PatentLawPic308Lawler Mfg. v. Bradley Corp. (Fed. Cir. 2008)(nonprecedential)

In 2001, Lawler and Bradley settled a patent infringement lawsuit and entered into a contractual license agreement. Bradley was given the right to practice Lawler’s plumbing valve patents in exchange for a 10% royalty.  The license included a combination royalty provision. The royalty licensed parts sold in combination would be charged at a separate (likely lower) royalty rate. 

The dispute on appeal was whether a set of example combinations included in the contract limited the “combination” royalty rate to only a limited set. The particular contract provision read as follows:

“If a Licensed Unit is invoiced or shipped in combination in another product such as an emergency shower or eyewash, [then the combination rate applies.]”

De Novo Construction: Looking much like a claim construction opinion, the CAFC reviewed the contract language de novo (following Indiana law) and reversed the lower court interpretation. In particular, the court found that the “such as” language of the contract limited the combination royalty to only a limited set of combinations. The CAFC found its interpretation necessary to give meaning to the such as clause. As with Federal Circuit claim construction law, Indiana contract law has a preference for giving meaning and effect to all written terms.

“The question before us is whether that term, read in the context of the agreement, is restrictive, as Lawler urges, or merely explanatory, as the court found.
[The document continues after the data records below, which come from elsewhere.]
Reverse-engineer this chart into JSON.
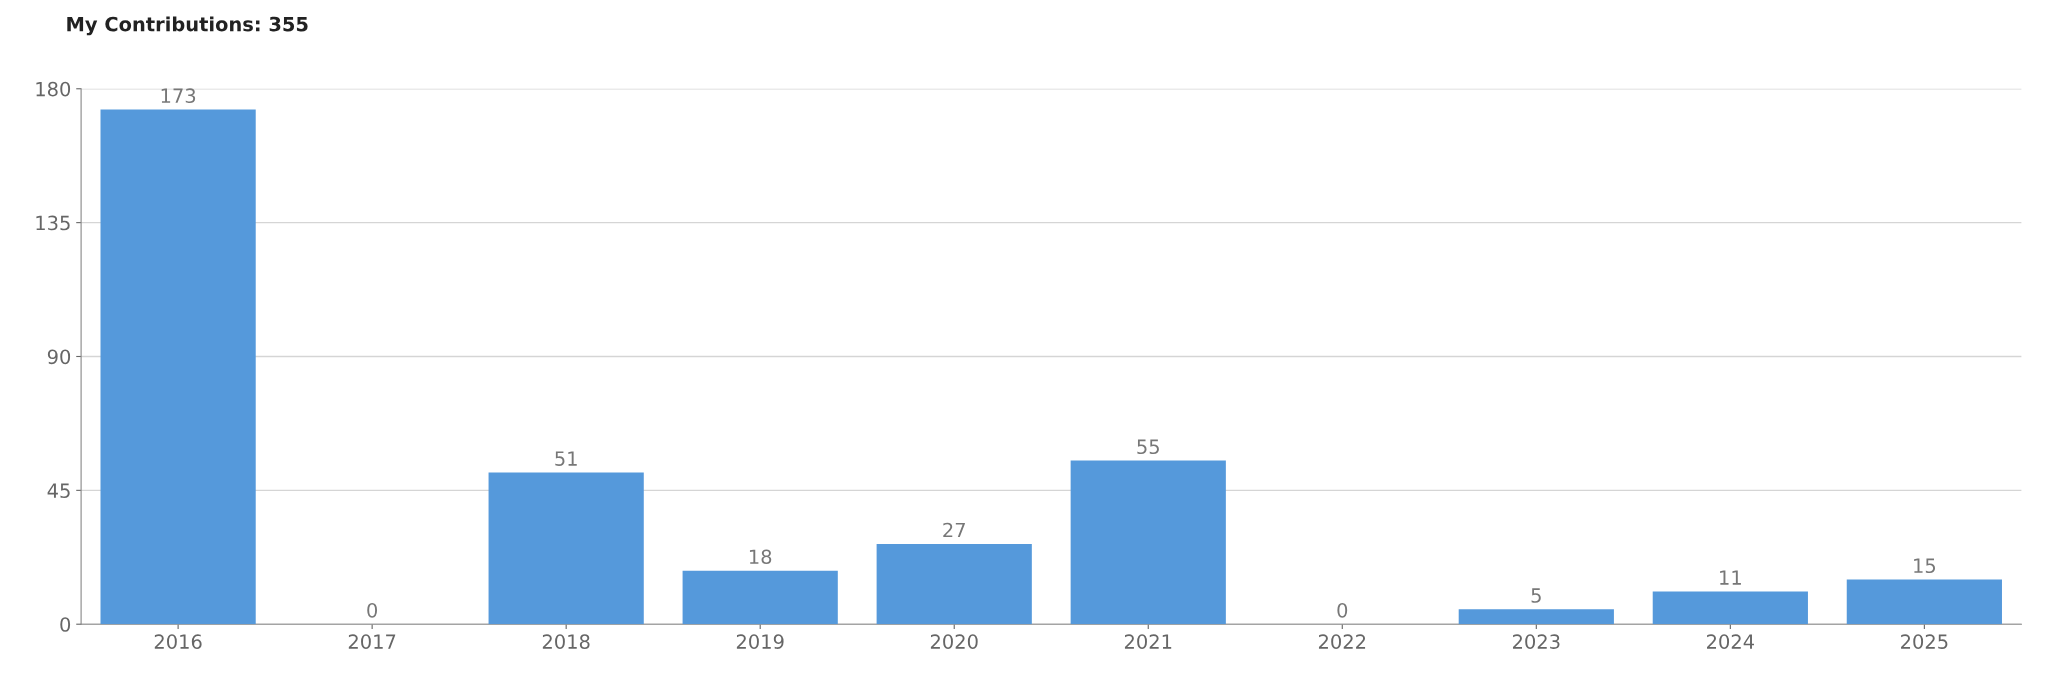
{
  "chart_data": {
    "type": "bar",
    "title": "My Contributions: 355",
    "categories": [
      "2016",
      "2017",
      "2018",
      "2019",
      "2020",
      "2021",
      "2022",
      "2023",
      "2024",
      "2025"
    ],
    "values": [
      173,
      0,
      51,
      18,
      27,
      55,
      0,
      5,
      11,
      15
    ],
    "color": "#5599db",
    "ylim": [
      0,
      180
    ],
    "yticks": [
      0,
      45,
      90,
      135,
      180
    ],
    "grid": "y",
    "data_labels": true,
    "legend": false
  }
}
We find that it is restrictive. “Such as” refers to items similar to what are recited rather than indicating that the recited items are just examples of what is covered by that provision. . . . The parties’ inclusion of the “such as” phrase … must either have been intended to provide some guidance as to the limited types of combinations that the parties contemplated … or to provide meaningless surplusage. Indiana law constrains us from finding the latter.”

Reversed and remanded.

In dissent, Judge Mayer saw the “such as” language as merely providing examples in much the same way that embodiments provide example implementations of an invention. “[E]mergency eyewashes and showers are examples of combination products, but they are not the only combination products covered by section 3.1 of the licensing agreement.”

7 thoughts on “Federal Circuit Contract Interpretation

  1. 7

    Thanks for the explanation. I didn’t realize the contract issue was part of a motion to enforce the setlement.

  2. 6

    Mr. Roethel, this might not be a complete enough answer for you, but…
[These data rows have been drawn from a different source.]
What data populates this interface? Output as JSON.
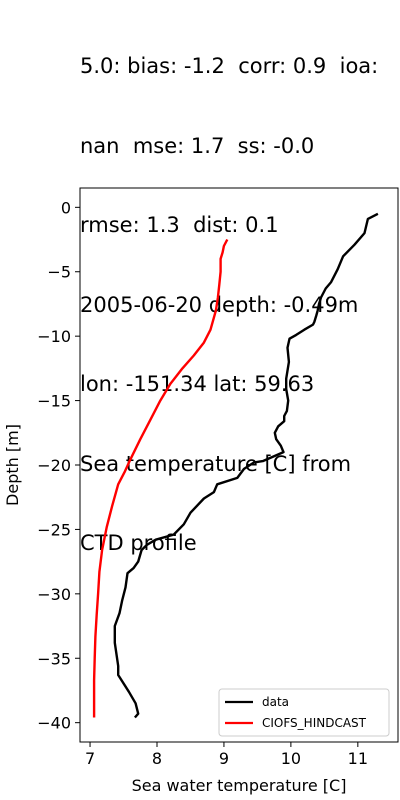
{
  "title_lines": [
    "5.0: bias: -1.2  corr: 0.9  ioa:",
    "nan  mse: 1.7  ss: -0.0",
    "rmse: 1.3  dist: 0.1",
    "2005-06-20 depth: -0.49m",
    "lon: -151.34 lat: 59.63",
    "Sea temperature [C] from",
    "CTD profile"
  ],
  "chart_data": {
    "type": "line",
    "xlabel": "Sea water temperature [C]",
    "ylabel": "Depth [m]",
    "xlim": [
      6.85,
      11.6
    ],
    "ylim": [
      -41.5,
      1.5
    ],
    "xticks": [
      7,
      8,
      9,
      10,
      11
    ],
    "yticks": [
      0,
      -5,
      -10,
      -15,
      -20,
      -25,
      -30,
      -35,
      -40
    ],
    "ytick_labels": [
      "0",
      "−5",
      "−10",
      "−15",
      "−20",
      "−25",
      "−30",
      "−35",
      "−40"
    ],
    "grid": false,
    "legend_position": "lower-right",
    "series": [
      {
        "name": "data",
        "color": "#000000",
        "x": [
          11.3,
          11.15,
          11.1,
          10.95,
          10.78,
          10.7,
          10.6,
          10.52,
          10.45,
          10.42,
          10.4,
          10.38,
          10.35,
          10.33,
          10.2,
          10.08,
          9.98,
          9.95,
          9.97,
          9.93,
          9.93,
          9.96,
          9.94,
          9.9,
          9.9,
          9.81,
          9.76,
          9.78,
          9.85,
          9.89,
          9.58,
          9.45,
          9.3,
          9.2,
          8.9,
          8.85,
          8.7,
          8.5,
          8.4,
          8.25,
          7.98,
          7.85,
          7.77,
          7.72,
          7.65,
          7.56,
          7.53,
          7.48,
          7.44,
          7.37,
          7.37,
          7.42,
          7.42,
          7.58,
          7.68,
          7.72,
          7.67
        ],
        "y": [
          -0.5,
          -0.9,
          -2.0,
          -2.9,
          -3.8,
          -4.8,
          -5.8,
          -6.3,
          -7.0,
          -7.5,
          -8.0,
          -8.4,
          -8.9,
          -9.1,
          -9.5,
          -9.9,
          -10.2,
          -10.9,
          -12.0,
          -13.3,
          -14.1,
          -15.0,
          -15.8,
          -16.2,
          -16.6,
          -17.0,
          -17.5,
          -18.0,
          -18.5,
          -19.0,
          -19.7,
          -19.8,
          -20.3,
          -21.0,
          -21.5,
          -22.1,
          -22.6,
          -23.7,
          -24.6,
          -25.4,
          -25.8,
          -26.2,
          -26.6,
          -27.5,
          -28.0,
          -28.4,
          -29.5,
          -30.5,
          -31.5,
          -32.5,
          -33.8,
          -35.6,
          -36.3,
          -37.6,
          -38.5,
          -39.3,
          -39.6
        ]
      },
      {
        "name": "CIOFS_HINDCAST",
        "color": "#ff0000",
        "x": [
          9.05,
          9.0,
          8.98,
          8.95,
          8.95,
          8.93,
          8.91,
          8.88,
          8.8,
          8.7,
          8.55,
          8.38,
          8.2,
          8.05,
          7.9,
          7.75,
          7.6,
          7.52,
          7.42,
          7.33,
          7.25,
          7.18,
          7.14,
          7.12,
          7.1,
          7.08,
          7.07,
          7.06,
          7.06,
          7.06
        ],
        "y": [
          -2.5,
          -3.0,
          -3.5,
          -4.0,
          -5.0,
          -6.0,
          -7.0,
          -8.0,
          -9.5,
          -10.5,
          -11.5,
          -12.5,
          -13.7,
          -15.0,
          -16.5,
          -18.0,
          -19.6,
          -20.5,
          -21.5,
          -23.2,
          -24.8,
          -26.6,
          -28.3,
          -30.0,
          -31.6,
          -33.3,
          -35.0,
          -36.7,
          -38.4,
          -39.6
        ]
      }
    ]
  }
}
    The original dispute was a patent infringement case (first full paragraph of p. 2). The license agreement in this case was part of the settlement (second full paragraph, p. 2). The patentee sought to enforce the license agreement not by filing a new action for breach of contract, but by filing a motion (in the district court that presided over the settlement) to enforce the license agreement/settlement. (first full paragraph, p. 4).
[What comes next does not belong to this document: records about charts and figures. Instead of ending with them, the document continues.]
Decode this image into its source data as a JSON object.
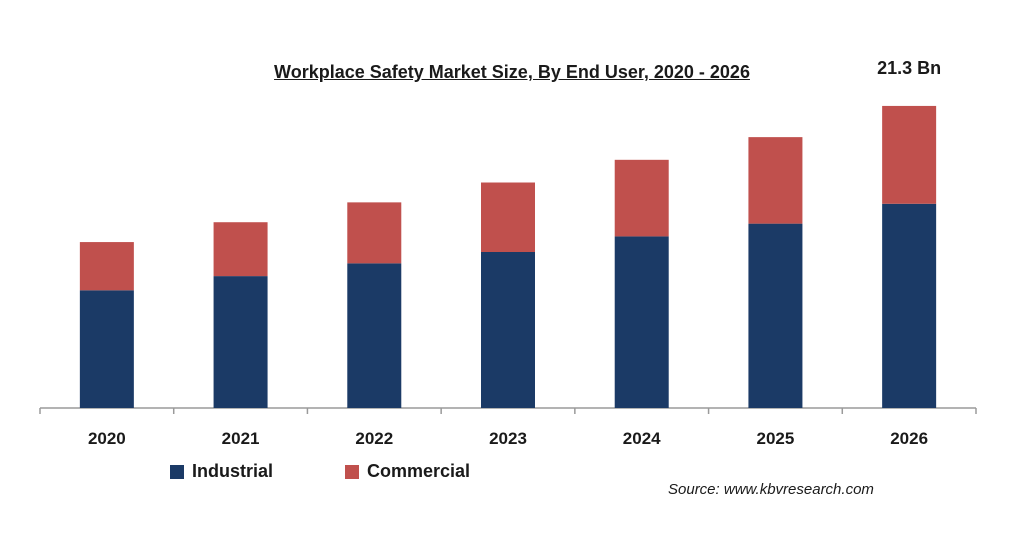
{
  "chart_data": {
    "type": "bar",
    "stacked": true,
    "title": "Workplace Safety Market Size, By End User, 2020 - 2026",
    "categories": [
      "2020",
      "2021",
      "2022",
      "2023",
      "2024",
      "2025",
      "2026"
    ],
    "series": [
      {
        "name": "Industrial",
        "color": "#1b3a66",
        "values": [
          8.3,
          9.3,
          10.2,
          11.0,
          12.1,
          13.0,
          14.4
        ]
      },
      {
        "name": "Commercial",
        "color": "#c0504d",
        "values": [
          3.4,
          3.8,
          4.3,
          4.9,
          5.4,
          6.1,
          6.9
        ]
      }
    ],
    "ylim": [
      0,
      22
    ],
    "annotation": {
      "category": "2026",
      "text": "21.3 Bn"
    },
    "legend": "bottom-left"
  },
  "source": "Source: www.kbvresearch.com"
}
    So, this is an appeal from a patent infringement case, but the issue on appeal is enforcement of a settlement rather than contesting substantive issues of validity or infringement. I’m not sure which of the Federal Circuit’s opinions addresses this exact situation, but I think that’s enough to bring it within the Federal Circuit’s jurisdiction.

  3. 5

    Would someone explain to me how this case got to the Federal Circuit? Would not appeal lie to the circuit belonging to Indiana (6th?). Isn’t a patent license dispute just a contract dispute not arising under the patent laws? Thanks for teaching my old dog something I should know, but don’t.

  4. 4

    I’m fairly certain sure that’s the reason why it’s not published. I understand that the decision wouldn’t bind anyone in Indiana other than the parties even if it had gotten into F.3d.

  5. 3

    The federal circuit is applying the law of Indiana in deciding whether the examples are to be considered limiting. They might very well interpret another state’s law differently. The fact that they are opining on state law probably explains why this decision is non-precedential.

  6. 2

    Judge Mayer’s dissent is more persuasive, I think. I agree with Prof. Crouch that the opinion reads like a claim construction opinion. The majority’s analysis seems to hinge on the idea that the term “in combination” can be readily understood without the examples, AND THEREFORE the examples must be limiting. (maj. op. at 6-7). If I’m right about that, then I’m surprised that 2 judges swallowed that argument.

    It strikes me as an unsupportable way to interpret a contract. Contracts often are written with the idea of CYA in mind, so some important aspects of the contract are often stated multiple times, in different ways, with language meant to make them unmistakably clear so that there are no disputes later. Apparently this practice can be turned against the drafter because once the contract passes the point of being “clear enough,” any additional clarifying language must be limiting under the idea that “language is construed so as not to render any words, phrases or terms ineffective or meaningless.”

    Unless I’ve missed something, it’s quite fortunate that this decision will have no precedential value and shouldn’t affect anyone other than the parties to this case.

  7. 1

    Strange decision. It seems clear enough in this context (or out of it) that “such as” is not limiting in the way the court interpreted the phrase.